The case of Freeman actually is an excellent study of some of the realities your argument does not deal with. A member comes out of the rank and file as an organizer, and over the course of helping run a succession of organizing campaigns and locals in places like Atlanta and then LA, climbs to a position of emerging leadership in SEIU as a whole due to a track record of success, a great deal of personal charisma, popularity among the members he comes to represent and a talent for building bridges between the union and the local african- american community at large. Once in LA, his leadership position owes less to the machinations of the international board in DC, and more to his record locally and base of support there--- what organizing and political program does his team run, what kind of contracts he settles, how he relates to different factions and currents of members, officers, staff and the community, how popular he is with the members and with the community at large, etc.
How about me? Am I a 'Stern protege'? I must be, because I support the organizing program of the union and work for it despite disagreements with a variety of aspects of it or the union overall. How about the worker I was working with yesterday who got twenty cards from her co-workers during this union drive I'm working on? Is she a 'Stern protege'? Well, I guess since she's a member, you would regard her instead as a foolish dupe of Stern's right? Certainly not a real person in a real workplace fighting with her co-workers to form a union for real material gains in an imperfect, complicated world. No, she's just a dupe in Stern/my plan to form company unions for corporations so we can get cigar bribes. Right?
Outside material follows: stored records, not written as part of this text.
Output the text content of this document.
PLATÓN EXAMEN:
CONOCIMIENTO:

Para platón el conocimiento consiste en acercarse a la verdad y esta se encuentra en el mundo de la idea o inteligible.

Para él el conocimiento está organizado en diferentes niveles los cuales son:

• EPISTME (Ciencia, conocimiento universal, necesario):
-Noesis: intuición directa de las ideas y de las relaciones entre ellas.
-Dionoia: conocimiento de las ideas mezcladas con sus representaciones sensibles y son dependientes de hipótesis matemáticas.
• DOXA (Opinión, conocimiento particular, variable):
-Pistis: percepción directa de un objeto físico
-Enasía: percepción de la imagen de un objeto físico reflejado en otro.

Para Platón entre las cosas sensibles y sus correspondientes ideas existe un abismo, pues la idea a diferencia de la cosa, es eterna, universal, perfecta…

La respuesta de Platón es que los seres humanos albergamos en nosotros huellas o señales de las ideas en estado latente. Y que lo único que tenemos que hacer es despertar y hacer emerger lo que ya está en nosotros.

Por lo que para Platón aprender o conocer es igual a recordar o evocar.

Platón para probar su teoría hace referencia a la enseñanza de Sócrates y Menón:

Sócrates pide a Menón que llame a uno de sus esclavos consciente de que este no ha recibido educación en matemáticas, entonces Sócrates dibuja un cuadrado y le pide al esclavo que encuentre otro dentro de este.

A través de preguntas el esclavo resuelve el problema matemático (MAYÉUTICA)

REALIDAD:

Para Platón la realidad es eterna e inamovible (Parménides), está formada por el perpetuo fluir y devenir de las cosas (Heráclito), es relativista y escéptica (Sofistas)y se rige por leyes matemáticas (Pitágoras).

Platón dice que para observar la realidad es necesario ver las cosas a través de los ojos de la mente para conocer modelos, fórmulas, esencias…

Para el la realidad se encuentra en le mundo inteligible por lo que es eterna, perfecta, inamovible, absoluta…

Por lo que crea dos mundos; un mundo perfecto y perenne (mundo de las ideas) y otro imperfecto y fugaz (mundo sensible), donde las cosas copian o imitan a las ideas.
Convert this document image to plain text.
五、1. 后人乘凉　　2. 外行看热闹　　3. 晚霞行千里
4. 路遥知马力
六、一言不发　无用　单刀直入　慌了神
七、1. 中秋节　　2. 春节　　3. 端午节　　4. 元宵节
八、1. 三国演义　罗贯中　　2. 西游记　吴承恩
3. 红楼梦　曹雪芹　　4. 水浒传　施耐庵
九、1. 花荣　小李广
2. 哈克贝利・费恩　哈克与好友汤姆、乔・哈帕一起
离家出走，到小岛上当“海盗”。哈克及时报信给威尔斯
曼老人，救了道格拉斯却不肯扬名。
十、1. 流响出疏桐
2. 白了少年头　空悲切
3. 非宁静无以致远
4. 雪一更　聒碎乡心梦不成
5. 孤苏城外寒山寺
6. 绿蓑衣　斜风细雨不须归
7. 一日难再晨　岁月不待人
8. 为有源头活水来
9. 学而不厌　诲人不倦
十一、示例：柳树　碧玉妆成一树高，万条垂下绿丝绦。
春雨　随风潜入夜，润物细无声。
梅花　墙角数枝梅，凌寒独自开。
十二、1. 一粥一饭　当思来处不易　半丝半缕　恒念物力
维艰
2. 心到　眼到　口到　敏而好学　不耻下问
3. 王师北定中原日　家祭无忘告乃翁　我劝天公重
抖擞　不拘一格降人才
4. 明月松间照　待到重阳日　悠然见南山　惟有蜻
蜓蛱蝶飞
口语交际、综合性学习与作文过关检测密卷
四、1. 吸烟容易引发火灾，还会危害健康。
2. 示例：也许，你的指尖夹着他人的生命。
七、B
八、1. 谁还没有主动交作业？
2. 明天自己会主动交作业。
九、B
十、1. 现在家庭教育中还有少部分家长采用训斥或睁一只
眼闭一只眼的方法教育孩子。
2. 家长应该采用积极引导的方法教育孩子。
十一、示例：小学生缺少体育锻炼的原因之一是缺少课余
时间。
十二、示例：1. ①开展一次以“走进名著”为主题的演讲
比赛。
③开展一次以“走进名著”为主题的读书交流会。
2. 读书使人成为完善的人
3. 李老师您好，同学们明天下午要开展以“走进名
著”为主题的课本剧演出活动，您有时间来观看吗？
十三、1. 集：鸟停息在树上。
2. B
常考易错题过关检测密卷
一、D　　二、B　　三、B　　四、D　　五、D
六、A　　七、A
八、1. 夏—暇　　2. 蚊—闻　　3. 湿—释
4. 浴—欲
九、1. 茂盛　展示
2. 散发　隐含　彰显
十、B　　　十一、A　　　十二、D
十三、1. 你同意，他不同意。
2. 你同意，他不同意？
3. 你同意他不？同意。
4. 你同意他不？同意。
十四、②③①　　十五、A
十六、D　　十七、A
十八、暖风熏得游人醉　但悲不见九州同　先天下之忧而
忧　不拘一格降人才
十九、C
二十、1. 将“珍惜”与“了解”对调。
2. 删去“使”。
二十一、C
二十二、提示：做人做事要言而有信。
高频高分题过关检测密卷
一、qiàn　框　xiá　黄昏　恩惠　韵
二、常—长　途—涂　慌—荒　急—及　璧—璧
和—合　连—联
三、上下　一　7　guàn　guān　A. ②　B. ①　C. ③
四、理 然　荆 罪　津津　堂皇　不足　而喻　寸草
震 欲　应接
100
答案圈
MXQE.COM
> entertains the idea of spending $10,000 of union money for time spent
> in an elite smoke filled room, much less acts on it? Is this part of
> the partnership with companies plan? That's a serious question.
>
Let me get this straight. SEIU, like all other organizing unions, fights companies with carrots and sticks to get card check or other organizing codes of conduct so more workers can successfully form unions. You're alleging that this is in fact part of Tyrone Freeman's corruption? That we actually fight to get card check so that the evil, omnipotent andy stern can get a bribe from a hospital chain to go to a fancy cigar store with?
Come on. There are serious criticisms to make of SEIU. There are serious debates to be had about the nature of organizing agreements and employer partnerships. But you're indulging yourself in manichean fantasy.
> And how much sympathy are strikers going to get if they walk out the
> same day the news of Freeman's taking a leave of absence hits the
> front page?
Apparently not much from this list. But the average working-class person in LA supports the janitors getting a better contract, and doesnt change their mind about that when a union president gets kicked out for doing this kind of corruption.